Foxconn, a major manufacturer for Apple, confirmed in a statement to The New York Times on Thursday that a “small number of employees” had been asked to go into quarantine, but declined to comment on details of the outbreak.
Foxconn, headquartered in Taiwan, said efforts to contain the outbreak were “progressing steadily” and the quarantined workers were getting what they needed, including “material supplies, psychological comfort and responsive feedback.”
The outbreak comes at an inopportune time for Apple and Foxconn, which are now making the new iPhone 14. Foxconn said production and operations were “relatively stable” and output estimates for the three-month period from October to December “would remain unchanged.”
This part of the year is typically a critical time for iPhones. Last year, according to Apple, about a third of its $192 billion in iPhone sales were generated during the holiday season alone. The phone helped boost total sales by 8% in the last quarter, the company reported Thursday.
Zhengzhou, called “iPhone City” by the locals, is a city of 6 million in inland China. According to Ming-Chi Kuo, an analyst at TF International Securities, a financial services company, it is a central artery in Apple’s manufacturing of the iPhone, which produces about half of Apple’s global supply.
“What if this affects other Chinese cities where Apple has supply chains?” he said. “It’s definitely something Apple should consider in the medium to long term.”
Apple has moved production of some of its next-generation iPhones to India, a shift in response to growing awareness of heightened risks posed by concentrating manufacturing in a single country.
Zhengzhou City Council said neighborhoods in several of the city’s 12 districts are subject to restrictions in one way or another.
Those restrictions were imposed against the backdrop of last week’s Communist Party congress, which extended Xi Jinping’s leadership for a precedent-defying third term. Under Xi’s leadership, China has maintained a zero tolerance approach to the pandemic – marked by massive testing, strict lockdowns and quarantines – that has shut down entire cities over a handful of cases. Some people struggle to get food and some have been locked up in poorly constructed isolation facilities for weeks.

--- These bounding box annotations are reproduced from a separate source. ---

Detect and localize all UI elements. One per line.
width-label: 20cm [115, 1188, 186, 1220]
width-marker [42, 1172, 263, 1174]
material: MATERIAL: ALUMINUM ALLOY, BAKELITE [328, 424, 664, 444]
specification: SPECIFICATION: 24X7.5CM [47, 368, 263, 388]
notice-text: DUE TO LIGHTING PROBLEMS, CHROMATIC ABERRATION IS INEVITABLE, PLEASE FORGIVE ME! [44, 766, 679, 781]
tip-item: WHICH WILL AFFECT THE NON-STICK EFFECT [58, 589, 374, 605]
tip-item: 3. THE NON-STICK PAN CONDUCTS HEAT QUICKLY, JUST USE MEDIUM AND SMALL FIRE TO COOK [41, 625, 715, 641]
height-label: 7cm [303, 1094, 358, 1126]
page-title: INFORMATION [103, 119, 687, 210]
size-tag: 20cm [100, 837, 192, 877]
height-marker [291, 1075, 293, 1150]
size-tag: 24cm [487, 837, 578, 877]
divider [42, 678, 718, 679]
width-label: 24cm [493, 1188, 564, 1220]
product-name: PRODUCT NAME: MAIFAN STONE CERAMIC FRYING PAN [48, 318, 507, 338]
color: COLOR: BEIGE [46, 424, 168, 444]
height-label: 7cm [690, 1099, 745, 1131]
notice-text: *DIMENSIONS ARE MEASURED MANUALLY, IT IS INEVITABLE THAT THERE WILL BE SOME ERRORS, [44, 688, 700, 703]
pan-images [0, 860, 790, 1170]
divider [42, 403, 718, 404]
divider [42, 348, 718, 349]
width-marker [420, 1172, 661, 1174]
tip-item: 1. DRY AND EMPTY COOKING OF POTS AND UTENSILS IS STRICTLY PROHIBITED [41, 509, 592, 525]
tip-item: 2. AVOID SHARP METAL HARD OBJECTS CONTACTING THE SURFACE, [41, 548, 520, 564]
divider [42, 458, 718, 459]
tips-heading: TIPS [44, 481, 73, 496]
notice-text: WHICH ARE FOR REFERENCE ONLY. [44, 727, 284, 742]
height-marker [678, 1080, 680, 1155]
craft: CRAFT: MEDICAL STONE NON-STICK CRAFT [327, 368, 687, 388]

Gao Mingjun, 24, a resident of Zhengzhou, said her mother and aunt have been quarantined for weeks in their dormitories at the Foxconn Zhengzhou factory.

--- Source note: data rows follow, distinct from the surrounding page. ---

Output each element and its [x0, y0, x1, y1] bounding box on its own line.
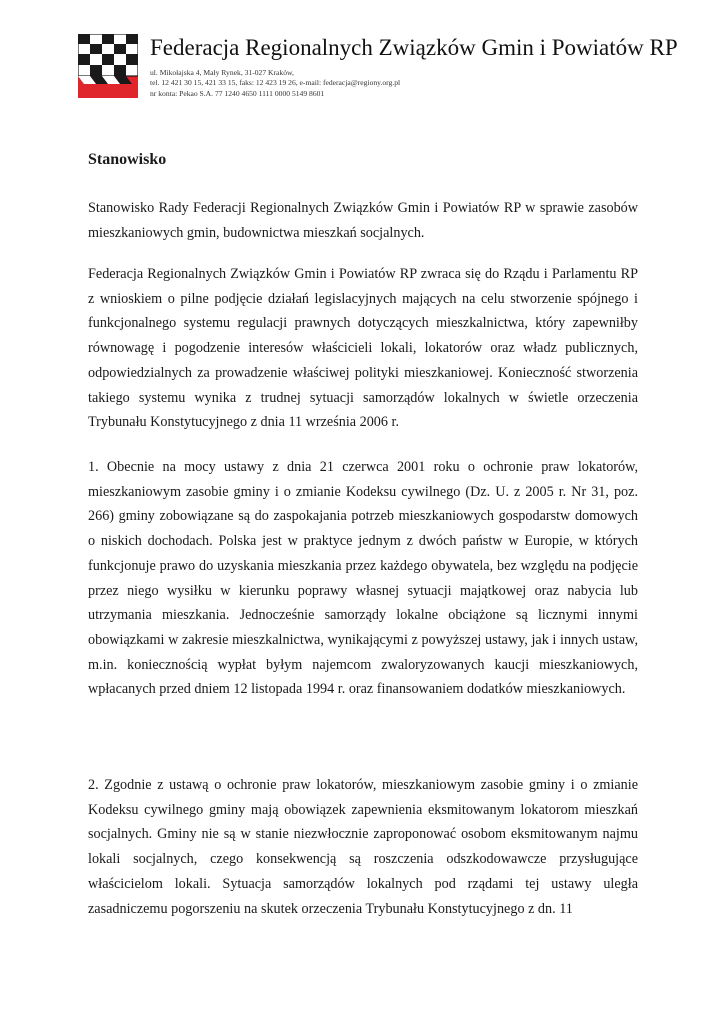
paragraph-main: Federacja Regionalnych Związków Gmin i Powiatów RP zwraca się do Rządu i Parlamentu RP z wnioskiem o pilne podjęcie działań legislacyjnych mających na celu stworzenie spójnego i funkcjonalnego systemu regulacji prawnych dotyczących mieszkalnictwa, który zapewniłby równowagę i pogodzenie interesów właścicieli lokali, lokatorów oraz władz publicznych, odpowiedzialnych za prowadzenie właściwej polityki mieszkaniowej. Konieczność stworzenia takiego systemu wynika z trudnej sytuacji samorządów lokalnych w świetle orzeczenia Trybunału Konstytucyjnego z dnia 11 września 2006 r.	[88, 266, 638, 431]
document-title: Stanowisko	[88, 151, 167, 168]
paragraph-point-2: 2. Zgodnie z ustawą o ochronie praw lokatorów, mieszkaniowym zasobie gminy i o zmianie Kodeksu cywilnego gminy mają obowiązek zapewnienia eksmitowanym lokatorom mieszkań socjalnych. Gminy nie są w stanie niezwłocznie zaproponować osobom eksmitowanym najmu lokali socjalnych, czego konsekwencją są roszczenia odszkodowawcze przysługujące właścicielom lokali. Sytuacja samorządów lokalnych pod rządami tej ustawy uległa zasadniczemu pogorszeniu na skutek orzeczenia Trybunału Konstytucyjnego z dn. 11	[88, 777, 638, 917]
paragraph-point-1: 1. Obecnie na mocy ustawy z dnia 21 czerwca 2001 roku o ochronie praw lokatorów, mieszkaniowym zasobie gminy i o zmianie Kodeksu cywilnego (Dz. U. z 2005 r. Nr 31, poz. 266) gminy zobowiązane są do zaspokajania potrzeb mieszkaniowych gospodarstw domowych o niskich dochodach. Polska jest w praktyce jednym z dwóch państw w Europie, w których funkcjonuje prawo do uzyskania mieszkania przez każdego obywatela, bez względu na podjęcie przez niego wysiłku w kierunku poprawy własnej sytuacji majątkowej oraz nabycia lub utrzymania mieszkania. Jednocześnie samorządy lokalne obciążone są licznymi innymi obowiązkami w zakresie mieszkalnictwa, wynikającymi z powyższej ustawy, jak i innych ustaw, m.in. koniecznością wypłat byłym najemcom zwaloryzowanych kaucji mieszkaniowych, wpłacanych przed dniem 12 listopada 1994 r. oraz finansowaniem dodatków mieszkaniowych.	[88, 459, 638, 698]
organization-bank-account: nr konta: Pekao S.A. 77 1240 4650 1111 0000 5149 8601	[150, 88, 325, 98]
organization-contact	[150, 68, 400, 99]
letterhead	[78, 34, 678, 104]
paragraph-intro: Stanowisko Rady Federacji Regionalnych Związków Gmin i Powiatów RP w sprawie zasobów mieszkaniowych gmin, budownictwa mieszkań socjalnych.	[88, 200, 638, 241]
organization-address: ul. Mikołajska 4, Mały Rynek, 31-027 Kraków,	[150, 68, 294, 77]
organization-phone-email: tel. 12 421 30 15, 421 33 15, faks: 12 423 19 26, e-mail: federacja@regiony.org.pl	[150, 78, 401, 88]
document-content	[88, 150, 638, 917]
organization-name: Federacja Regionalnych Związków Gmin i Powiatów RP	[150, 35, 678, 60]
federation-logo	[78, 34, 138, 98]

“I haven’t seen my mother in over a month,” she said, adding, “There are really no benefits, but they’re all shortcomings,” with the pandemic constraints.
While financial markets have signaled dismay at China’s economic slowdown, local governments have followed Xi’s roadmap closely. During his opening speech at the congress, Xi reiterated his commitment to China’s pandemic policy, describing the fight against COVID-19 as an “all-out war”.
Several other cities have experienced outbreaks in recent weeks, including Wuhan, where the virus first appeared; Lanzhou, Gansu Province; and Xining in northwestern Qinghai province. The latest viral wave, which reached 993 cases on Thursday, followed earlier outbreaks in early October in western Xinjiang and southern Hainan, among others, when the daily number reached 1,400 infections.
The lockdown in Zhengzhou began early last week when people in more than a dozen neighborhoods in Zhongyuan Central District, west of the Foxconn factory, were ordered to stay at home, according to an official report. On Tuesday, images and videos of an outbreak in Foxconn were posted on social media, sparking outrage from Chinese internet users who accused the company of not being transparent and downplaying the situation. The hashtag #ZhengzhouFoxconn briefly trended on Weibo, a popular social media platform in China.
But some online commentators were relieved that the news had finally come out. Reports revealed shortages of food and other necessities in workers’ dormitories.